In the lines below, N is a 27x27 tensor. The code is trying to normalize the rows of the tensor by dividing each row by the sum of the row.

Here is the incorrect calculation:

```
P = N.float()
P /= P.sum(1)
```

The correct calculation should be:

```
P = N.float()
P /= P.sum(1,keepdim=True)
```

Andrej briefly explained why this happens, but his explanation didn't land for me. I walked through a few smaller examples to understand the mechanics of the tensor operations.

`P / P.sum(1, keepdim=True)`

```
P = [[1, 2, 3],
[4, 5, 6],
[7, 8, 9]]
P = torch.tensor(P)
P_sum = torch.tensor(P).sum(1, keepdim=True)
# P_sum: this is what a column vector looks like in PyTorch
# [[6],
# [15],
# [24]]
```

Here, `P.sum(1, keepdim=True)`

computes the sum of each row in P and returns its results as a 3 element column vector. The `1`

argument is specifying that we want sums computed by the first axis, which are the rows of the vector. `keepdim=True`

is saying that the output should have the same dimensions as the input. In other words, each row should remain a vector, rather than being flattened during the summation operation.

Now when you divide P by `P_sum`

, each element in a row of P is divided by the sum of that row. This normalizes each row so that the sum of the elements in each row is 1.

```
P / P.sum(1, keepdim=True)
# [[1/6, 2/6, 3/6],
# [4/15, 5/15, 6/15],
# [7/24, 8/24, 9/24]]
```

`P / P.sum(1)`

```
P = [[1, 2, 3],
[4, 5, 6],
[7, 8, 9]]
P = torch.tensor(P)
P_sum = P.sum(1)
# [6, 15, 24]
```

`P.sum(1)`

computes the sum of each row in P but it flattens the results into a single, flat row vector. The inner dimensions are discarded.

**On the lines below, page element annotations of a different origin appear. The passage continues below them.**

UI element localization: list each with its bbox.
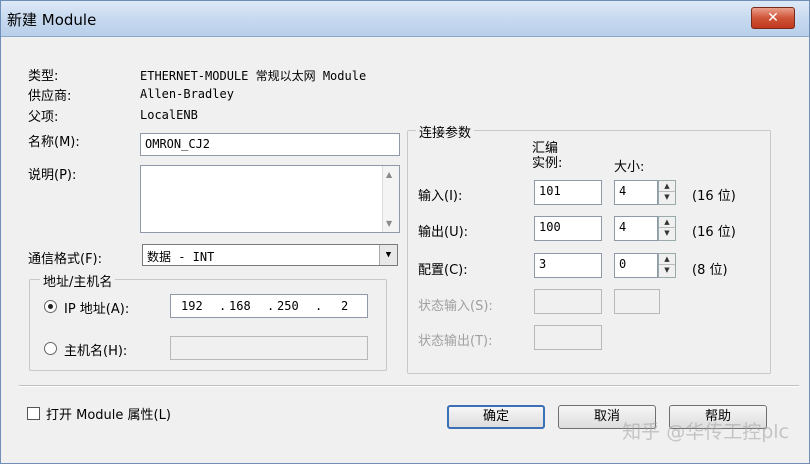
title-bar[interactable]: 新建 Module ✕ [1,1,809,37]
name-label: 名称(M): [28,135,80,150]
vendor-value: Allen-Bradley [140,87,234,101]
type-label: 类型: [28,69,59,84]
scroll-up-icon[interactable]: ▲ [386,170,392,179]
open-properties-label[interactable]: 打开 Module 属性(L) [46,404,171,423]
output-instance-field[interactable]: 100 [534,216,602,241]
ip-octet-4[interactable]: 2 [341,298,348,314]
input-instance-field[interactable]: 101 [534,180,602,205]
col-instance-header: 汇编 实例: [532,141,563,171]
status-output-instance-field[interactable] [534,325,602,350]
watermark-text: 知乎 @华传工控plc [622,421,789,443]
comm-format-select[interactable]: 数据 - INT ▼ [142,244,398,266]
address-group-title: 地址/主机名 [40,271,116,290]
ip-radio[interactable] [44,300,57,313]
description-scrollbar[interactable]: ▲ ▼ [382,166,399,232]
ip-octet-3[interactable]: 250 [277,298,299,314]
ip-label: IP 地址(A): [64,302,130,317]
close-icon: ✕ [767,10,779,26]
description-label: 说明(P): [28,168,77,183]
output-row-label: 输出(U): [418,225,469,240]
ip-octet-2[interactable]: 168 [229,298,251,314]
footer-divider [19,385,799,387]
config-instance-field[interactable]: 3 [534,253,602,278]
status-output-row-label: 状态输出(T): [418,334,493,349]
address-group: 地址/主机名 IP 地址(A): 192 . 168 . 250 . 2 主机名… [29,271,387,371]
parent-label: 父项: [28,110,59,125]
input-size-spinner[interactable]: ▲ ▼ [658,180,676,205]
input-row-label: 输入(I): [418,189,463,204]
ok-button[interactable]: 确定 [447,405,545,429]
host-radio[interactable] [44,342,57,355]
ip-address-field[interactable]: 192 . 168 . 250 . 2 [170,294,368,318]
connection-group: 连接参数 汇编 实例: 大小: 输入(I): 101 4 ▲ ▼ (16 位) 输出… [407,122,771,374]
status-input-instance-field[interactable] [534,289,602,314]
output-unit: (16 位) [692,225,736,240]
output-size-spinner[interactable]: ▲ ▼ [658,216,676,241]
open-properties-checkbox[interactable] [27,407,40,420]
host-label: 主机名(H): [64,344,128,359]
output-size-field[interactable]: 4 [614,216,658,241]
comm-format-label: 通信格式(F): [28,252,103,267]
name-input[interactable]: OMRON_CJ2 [140,133,400,156]
config-unit: (8 位) [692,263,728,278]
status-input-size-field[interactable] [614,289,660,314]
config-size-field[interactable]: 0 [614,253,658,278]
connection-group-title: 连接参数 [416,122,475,141]
chevron-down-icon[interactable]: ▼ [379,245,397,265]
comm-format-value: 数据 - INT [147,250,215,264]
description-textarea[interactable]: ▲ ▼ [140,165,400,233]
parent-value: LocalENB [140,108,198,122]
col-size-header: 大小: [614,160,645,175]
vendor-label: 供应商: [28,89,72,104]
new-module-dialog: 新建 Module ✕ 类型: ETHERNET-MODULE 常规以太网 Mo… [0,0,810,464]
scroll-down-icon[interactable]: ▼ [386,219,392,228]
input-size-field[interactable]: 4 [614,180,658,205]
config-size-spinner[interactable]: ▲ ▼ [658,253,676,278]
type-value: ETHERNET-MODULE 常规以太网 Module [140,69,367,83]
ip-octet-1[interactable]: 192 [181,298,203,314]
status-input-row-label: 状态输入(S): [418,299,493,314]
input-unit: (16 位) [692,189,736,204]
dialog-title: 新建 Module [7,11,97,29]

When you divide P by `P.sum(1)`

, the broadcasting rules in PyTorch will try to align the shapes. The broadcasting will align the 3 elements of `P.sum(1)`

with the columns of P, which is not the intended behavior. This will result in incorrect normalization. Notice how each summed row is dividing a row, rather than a column. It's operating on the wrong dimension.

```
P / P.sum(1)
# [[1/6, 2/15, 3/24],
# [4/6, 5/15, 6/24],
# [7/6, 8/15, 9/24]]
```

PyTorch mechanics can seem a little unintuitive and mind-bendy when you're learning them, so it can be helpful to pick them apart like we did here to understand them.